Słynny amerykański raper Lil Wayne następny rok, a jeśli będzie grzeczny - osiem miesięcy, spędzi w nowojorskim więzieniu. Powód? Nielegalne posiadanie broni.
27-letni Lil Wayne, a właściwie Dwayne Carter, broń miał w swoim autobusie w lipcu 2007 r. Z wyrokiem skazującym pogodził się tym bardziej, że był on wynikiem umowy. Raper obiecał się od niego nie odwoływać.
Wyroku muzyk wysłuchał w ciszy, którą zachował także gdy wychodził z sądu w kajdankach. Jego kroki skierowane były do stanowego więzienia Rikers Island. Posiedzi tam rok, a jeśli się będzie dobrze sprawował, wyjdzie już po ośmiu miesiącach.

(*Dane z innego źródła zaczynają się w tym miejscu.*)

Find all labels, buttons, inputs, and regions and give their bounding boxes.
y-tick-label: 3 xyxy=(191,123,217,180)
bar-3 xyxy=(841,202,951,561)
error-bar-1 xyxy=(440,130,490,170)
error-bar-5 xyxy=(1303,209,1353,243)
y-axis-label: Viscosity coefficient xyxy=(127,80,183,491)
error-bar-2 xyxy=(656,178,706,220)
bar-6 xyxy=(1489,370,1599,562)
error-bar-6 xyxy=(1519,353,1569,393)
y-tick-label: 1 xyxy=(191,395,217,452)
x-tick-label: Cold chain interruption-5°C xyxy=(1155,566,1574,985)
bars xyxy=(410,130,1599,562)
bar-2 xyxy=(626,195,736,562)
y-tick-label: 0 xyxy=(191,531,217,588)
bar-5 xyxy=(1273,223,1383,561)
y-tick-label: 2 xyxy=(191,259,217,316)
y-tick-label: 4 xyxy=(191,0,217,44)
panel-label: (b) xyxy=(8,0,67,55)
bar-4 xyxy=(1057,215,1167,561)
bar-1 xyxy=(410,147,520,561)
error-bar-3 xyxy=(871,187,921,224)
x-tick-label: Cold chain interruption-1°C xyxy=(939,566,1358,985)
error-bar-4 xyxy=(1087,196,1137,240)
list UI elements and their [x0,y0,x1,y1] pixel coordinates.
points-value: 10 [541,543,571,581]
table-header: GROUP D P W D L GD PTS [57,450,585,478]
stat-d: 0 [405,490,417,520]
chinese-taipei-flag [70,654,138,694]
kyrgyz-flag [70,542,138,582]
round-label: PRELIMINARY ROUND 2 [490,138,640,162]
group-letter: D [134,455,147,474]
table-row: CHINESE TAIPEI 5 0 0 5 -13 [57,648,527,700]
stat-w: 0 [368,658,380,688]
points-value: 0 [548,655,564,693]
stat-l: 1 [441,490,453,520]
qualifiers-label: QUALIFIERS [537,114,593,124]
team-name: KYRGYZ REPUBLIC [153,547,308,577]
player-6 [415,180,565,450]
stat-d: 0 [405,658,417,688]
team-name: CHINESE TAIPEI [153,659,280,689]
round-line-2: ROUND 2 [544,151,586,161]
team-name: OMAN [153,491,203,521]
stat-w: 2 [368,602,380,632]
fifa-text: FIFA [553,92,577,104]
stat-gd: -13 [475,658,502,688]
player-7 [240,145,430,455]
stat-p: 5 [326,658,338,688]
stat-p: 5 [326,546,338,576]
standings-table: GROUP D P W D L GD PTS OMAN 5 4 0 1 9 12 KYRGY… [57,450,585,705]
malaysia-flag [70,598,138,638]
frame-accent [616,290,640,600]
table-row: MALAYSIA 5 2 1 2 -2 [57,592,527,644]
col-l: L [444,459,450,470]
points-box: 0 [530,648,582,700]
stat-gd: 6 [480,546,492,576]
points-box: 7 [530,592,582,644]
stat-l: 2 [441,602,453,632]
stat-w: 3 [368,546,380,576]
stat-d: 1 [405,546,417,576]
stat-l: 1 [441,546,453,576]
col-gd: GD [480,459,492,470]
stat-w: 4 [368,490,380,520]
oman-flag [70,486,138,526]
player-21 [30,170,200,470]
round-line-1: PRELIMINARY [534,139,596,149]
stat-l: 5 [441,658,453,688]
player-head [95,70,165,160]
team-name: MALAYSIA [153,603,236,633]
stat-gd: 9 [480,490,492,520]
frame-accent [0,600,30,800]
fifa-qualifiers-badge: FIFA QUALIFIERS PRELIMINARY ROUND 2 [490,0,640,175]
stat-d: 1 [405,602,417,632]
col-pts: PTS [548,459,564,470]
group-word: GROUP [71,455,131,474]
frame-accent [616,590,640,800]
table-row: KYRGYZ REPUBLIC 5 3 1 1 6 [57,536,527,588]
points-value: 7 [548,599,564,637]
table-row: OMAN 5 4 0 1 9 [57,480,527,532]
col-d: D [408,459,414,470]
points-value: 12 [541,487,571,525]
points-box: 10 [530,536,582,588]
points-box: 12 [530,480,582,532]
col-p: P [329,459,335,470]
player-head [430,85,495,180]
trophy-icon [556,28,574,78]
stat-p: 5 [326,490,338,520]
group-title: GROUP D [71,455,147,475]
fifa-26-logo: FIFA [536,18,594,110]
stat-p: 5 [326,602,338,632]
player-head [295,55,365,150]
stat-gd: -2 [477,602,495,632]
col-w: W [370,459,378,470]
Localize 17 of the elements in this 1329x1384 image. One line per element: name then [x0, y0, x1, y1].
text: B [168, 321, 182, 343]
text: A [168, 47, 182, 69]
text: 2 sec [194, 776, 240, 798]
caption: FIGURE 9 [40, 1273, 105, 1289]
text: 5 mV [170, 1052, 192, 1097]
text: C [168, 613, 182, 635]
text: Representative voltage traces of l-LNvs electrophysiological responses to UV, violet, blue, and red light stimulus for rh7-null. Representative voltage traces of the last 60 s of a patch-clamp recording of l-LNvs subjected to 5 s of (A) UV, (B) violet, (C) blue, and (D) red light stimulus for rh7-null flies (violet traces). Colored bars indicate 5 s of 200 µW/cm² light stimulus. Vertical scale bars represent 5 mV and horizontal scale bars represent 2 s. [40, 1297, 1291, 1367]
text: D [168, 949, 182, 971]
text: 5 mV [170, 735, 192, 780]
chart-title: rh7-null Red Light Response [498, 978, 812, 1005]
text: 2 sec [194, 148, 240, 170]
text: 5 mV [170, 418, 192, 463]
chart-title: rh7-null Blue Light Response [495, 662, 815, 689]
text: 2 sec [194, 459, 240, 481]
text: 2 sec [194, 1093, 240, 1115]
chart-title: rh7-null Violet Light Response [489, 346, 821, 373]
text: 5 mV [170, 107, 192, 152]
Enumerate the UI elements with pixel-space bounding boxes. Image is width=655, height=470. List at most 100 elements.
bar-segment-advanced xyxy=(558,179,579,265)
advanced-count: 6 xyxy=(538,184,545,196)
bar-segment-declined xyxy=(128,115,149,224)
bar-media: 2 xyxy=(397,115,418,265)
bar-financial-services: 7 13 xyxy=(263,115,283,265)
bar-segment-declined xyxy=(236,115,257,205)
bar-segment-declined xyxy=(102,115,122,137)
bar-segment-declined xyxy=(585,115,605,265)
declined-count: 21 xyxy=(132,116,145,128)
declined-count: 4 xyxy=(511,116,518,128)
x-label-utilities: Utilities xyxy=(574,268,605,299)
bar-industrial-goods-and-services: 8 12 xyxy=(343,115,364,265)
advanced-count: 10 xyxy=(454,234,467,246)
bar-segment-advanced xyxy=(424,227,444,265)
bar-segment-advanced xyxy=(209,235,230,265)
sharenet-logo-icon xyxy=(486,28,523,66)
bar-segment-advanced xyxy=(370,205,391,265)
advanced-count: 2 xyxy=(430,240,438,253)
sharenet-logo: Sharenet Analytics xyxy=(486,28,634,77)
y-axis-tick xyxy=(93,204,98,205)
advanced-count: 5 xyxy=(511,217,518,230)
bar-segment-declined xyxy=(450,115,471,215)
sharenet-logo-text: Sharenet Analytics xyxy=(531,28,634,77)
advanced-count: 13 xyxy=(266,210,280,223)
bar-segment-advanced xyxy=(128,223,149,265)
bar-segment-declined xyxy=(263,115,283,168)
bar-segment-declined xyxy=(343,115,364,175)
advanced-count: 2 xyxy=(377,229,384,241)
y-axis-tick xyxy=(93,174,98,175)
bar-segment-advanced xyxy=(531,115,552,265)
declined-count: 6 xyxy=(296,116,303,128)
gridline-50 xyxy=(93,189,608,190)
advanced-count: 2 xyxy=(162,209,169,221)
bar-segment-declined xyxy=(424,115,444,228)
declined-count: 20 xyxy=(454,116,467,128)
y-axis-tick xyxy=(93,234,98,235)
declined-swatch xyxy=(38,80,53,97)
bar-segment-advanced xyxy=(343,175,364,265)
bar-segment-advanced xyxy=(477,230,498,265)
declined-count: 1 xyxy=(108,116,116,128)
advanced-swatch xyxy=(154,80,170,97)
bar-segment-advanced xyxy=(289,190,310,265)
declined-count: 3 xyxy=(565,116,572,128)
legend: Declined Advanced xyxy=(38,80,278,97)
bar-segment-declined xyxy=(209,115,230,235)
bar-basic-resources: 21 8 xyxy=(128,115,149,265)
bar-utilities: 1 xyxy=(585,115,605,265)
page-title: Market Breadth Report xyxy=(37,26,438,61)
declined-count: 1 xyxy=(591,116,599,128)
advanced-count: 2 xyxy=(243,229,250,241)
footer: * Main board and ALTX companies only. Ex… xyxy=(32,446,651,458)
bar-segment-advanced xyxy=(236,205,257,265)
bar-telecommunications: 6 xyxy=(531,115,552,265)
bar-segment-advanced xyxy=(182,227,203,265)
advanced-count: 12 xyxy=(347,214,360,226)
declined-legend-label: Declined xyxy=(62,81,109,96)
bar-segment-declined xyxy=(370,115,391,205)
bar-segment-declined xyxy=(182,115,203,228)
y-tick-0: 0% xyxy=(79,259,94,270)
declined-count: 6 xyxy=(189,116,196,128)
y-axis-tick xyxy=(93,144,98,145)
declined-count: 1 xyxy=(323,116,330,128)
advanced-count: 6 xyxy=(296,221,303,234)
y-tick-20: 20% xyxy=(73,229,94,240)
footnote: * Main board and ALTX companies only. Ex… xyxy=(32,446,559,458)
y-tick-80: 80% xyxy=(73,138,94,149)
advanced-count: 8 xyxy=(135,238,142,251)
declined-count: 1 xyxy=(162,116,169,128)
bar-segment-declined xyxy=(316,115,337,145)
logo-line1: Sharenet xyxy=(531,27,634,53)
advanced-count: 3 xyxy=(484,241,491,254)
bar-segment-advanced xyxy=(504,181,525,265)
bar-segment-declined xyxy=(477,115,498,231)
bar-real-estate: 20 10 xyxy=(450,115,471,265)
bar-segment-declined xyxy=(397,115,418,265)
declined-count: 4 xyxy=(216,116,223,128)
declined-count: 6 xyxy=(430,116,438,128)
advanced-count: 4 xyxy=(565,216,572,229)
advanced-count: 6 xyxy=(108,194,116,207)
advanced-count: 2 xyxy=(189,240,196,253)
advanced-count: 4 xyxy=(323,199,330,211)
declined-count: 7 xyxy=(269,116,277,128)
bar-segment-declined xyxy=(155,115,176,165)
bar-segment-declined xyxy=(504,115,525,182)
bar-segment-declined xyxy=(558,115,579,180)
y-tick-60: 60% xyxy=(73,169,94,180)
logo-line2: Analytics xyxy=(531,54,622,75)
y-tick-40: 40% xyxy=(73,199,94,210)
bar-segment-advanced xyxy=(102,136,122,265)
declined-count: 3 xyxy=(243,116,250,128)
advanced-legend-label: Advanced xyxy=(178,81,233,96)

Nie zasypia gruszek w popiele
Więzienie raczej raperowi nie zaszkodzi. Na swoim zatargu z prawem muzyk, którego album "Tha Carter III" był najlepiej sprzedającą się płytą w USA w 2008 r., już zdążył skorzystać.
W oczekiwaniu na wyrok zdążył nakręcić sześcioczęściowy serial dla MTV o swoim życiu. Po wyjściu z więzienia z pewnością powstaną kolejne odcinki.